Genetics of the Daleks

Posted in Audio by - December 14, 2020
Genetics of the Daleks

Released December 2020

SOME SPOILERS FOLLOW

As the multi-platform Time Lord Victorious nears its conclusion, ‘Genetics of the Daleks’ arrives as something of a surprise. Serving as a direct prequel to the escape room experience ‘A Dalek Awakens’ while also featuring by far the earliest incarnation of the Doctor involved following so many adventures featuring the Eighth, Ninth, and Tenth Doctors, author Jonathan Morris takes on the difficult task of tying these events into continuity that both has and has yet to become established while also creating a satisfying and resonant adventure that can be listened to in isolation as will be necessary for so much of the intended audience.

Twenty years into its long journey to a new home world for its ten thousand humans kept in stasis, Starship Future has recently taken aboard something besides just fuel. Of course, the title and its clever play on the classic serial ‘Genesis of the Daleks’ instantly suggest what the main narrative threat here will be, but Morris wisely takes the time to expand upon the very human conflict brimming upon this ship. In fact, a significant portion of the running time elapses before either the Doctor or Dalek appears, and the resulting backdrop allows for a what is ultimately a fairly well-trodden power grab with necessary substitutions to dynamically develop into something that still feels refreshing. In choosing this approach, the story is also afforded a much greater layering as multiple conflicts intersect and certain motivations fluidly align or cross- knowingly or not- as needed. Given the fairly contained nature of the script and its allotted running time, the sheer number of characters that become wholly relevant to the dangerous mystery on an individual basis is incredibly impressive, and each is afforded ample time to allow a full understanding of where each is coming from no matter how honourable or misguided individual intentions may be.

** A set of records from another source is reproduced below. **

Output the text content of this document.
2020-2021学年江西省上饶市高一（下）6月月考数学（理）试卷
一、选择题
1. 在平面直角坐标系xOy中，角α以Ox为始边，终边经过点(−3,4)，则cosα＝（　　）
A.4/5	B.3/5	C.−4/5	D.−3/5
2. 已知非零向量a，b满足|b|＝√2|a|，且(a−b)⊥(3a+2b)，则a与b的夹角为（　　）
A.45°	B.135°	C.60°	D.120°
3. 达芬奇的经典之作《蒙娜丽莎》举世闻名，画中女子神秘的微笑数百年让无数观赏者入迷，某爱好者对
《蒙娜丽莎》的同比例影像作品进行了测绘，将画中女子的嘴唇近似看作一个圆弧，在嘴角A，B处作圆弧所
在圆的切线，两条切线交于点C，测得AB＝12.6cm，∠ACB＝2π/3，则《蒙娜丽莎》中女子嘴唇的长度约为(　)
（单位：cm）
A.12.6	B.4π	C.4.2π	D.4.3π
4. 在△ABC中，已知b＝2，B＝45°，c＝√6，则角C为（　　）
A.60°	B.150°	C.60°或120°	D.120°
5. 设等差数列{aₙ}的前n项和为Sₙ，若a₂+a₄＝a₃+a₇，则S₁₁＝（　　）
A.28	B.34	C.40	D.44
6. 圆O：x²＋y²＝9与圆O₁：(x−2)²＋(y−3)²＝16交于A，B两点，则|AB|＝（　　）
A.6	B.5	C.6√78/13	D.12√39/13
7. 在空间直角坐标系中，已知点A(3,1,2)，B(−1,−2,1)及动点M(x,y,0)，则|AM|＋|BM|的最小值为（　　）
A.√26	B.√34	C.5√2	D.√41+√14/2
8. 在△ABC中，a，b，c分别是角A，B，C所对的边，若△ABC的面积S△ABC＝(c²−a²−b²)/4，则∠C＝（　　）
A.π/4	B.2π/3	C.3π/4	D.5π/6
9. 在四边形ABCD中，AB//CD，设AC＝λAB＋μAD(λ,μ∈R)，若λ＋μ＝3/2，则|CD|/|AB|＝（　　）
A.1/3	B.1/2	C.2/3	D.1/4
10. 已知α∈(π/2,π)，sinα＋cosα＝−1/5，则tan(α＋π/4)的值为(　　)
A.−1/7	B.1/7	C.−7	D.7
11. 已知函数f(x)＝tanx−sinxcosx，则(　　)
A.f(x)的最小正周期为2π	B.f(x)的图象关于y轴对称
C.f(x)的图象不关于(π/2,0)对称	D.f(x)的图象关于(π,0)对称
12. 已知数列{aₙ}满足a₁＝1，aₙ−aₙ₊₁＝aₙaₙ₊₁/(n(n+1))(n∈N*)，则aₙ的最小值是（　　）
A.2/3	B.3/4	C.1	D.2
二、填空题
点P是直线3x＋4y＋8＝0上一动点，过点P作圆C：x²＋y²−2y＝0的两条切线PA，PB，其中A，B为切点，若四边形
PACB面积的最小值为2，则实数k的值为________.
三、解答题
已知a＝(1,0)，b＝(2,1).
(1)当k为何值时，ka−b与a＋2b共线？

Naturally, Tom Baker and Nicholas Briggs are the standout highlights of this release, and each brings an energetic zeal to his performance to effectively convey the true danger that even a single Dalek can represent, especially one who knows far more about the Doctor’s personal future than any typical foe would. The Doctor has on many occasions been compared to a Dalek given his actions in the moment and what might become of them, but the Fourth Doctor learning however vaguely about what he is destined to become and then having to choose if he will follow that established path anyway is an incredibly effective storyline that only something like Time Lord Victorious could reasonably present. It’s a shame that this particular element cannot focus more to truly highlight the internal conflict that must be fueling the Doctor in this moment, but the brief glimpses shown are a genuine highlight. The script as a whole, though, is a showcase for everything that makes the Fourth Doctor so memorable and beloved, and Baker is perfectly able to play the feigning fool and the authoritative leader equally effective to prove just how forward-thinking his Doctor is as he always stays firmly in control of whatever is thrown his way. And just as Doctor Who has increasingly shown just how extremely dangerous a solitary Dalek can be, ‘Genetics of the Daleks’ perfectly proves to the Fourth Doctor just how true that is as this sole survivor goes to incredible lengths to revitalize its species with no action considered immoral or a step too far. This is nothing that takes the Doctor by surprise, but the sheer audacity and scope of this Dalek’s plan is ruthlessly cunning and the perfect coda to re-establish the typical dynamic following this saga’s monumental narrative.

‘Genetics of the Daleks’ ultimately doesn’t present anything too completely unique, but the entire production is incredibly confident and polished on every level. However, the ominous ending with the Daleks again proving their everlasting zeal to survive is a fitting endpoint to this story both in isolation and as part of the larger narrative that works whether or not the escape room is ultimately part of the individual experience. This is yet another story within an already ambitious project that definitively proves just how versatile Doctor Who as a whole can be, and although it doesn’t quite reach the heights of its similarly-named predecessor, there’s plenty to enjoy with its dynamic leads and many layers coalescing wonderfully.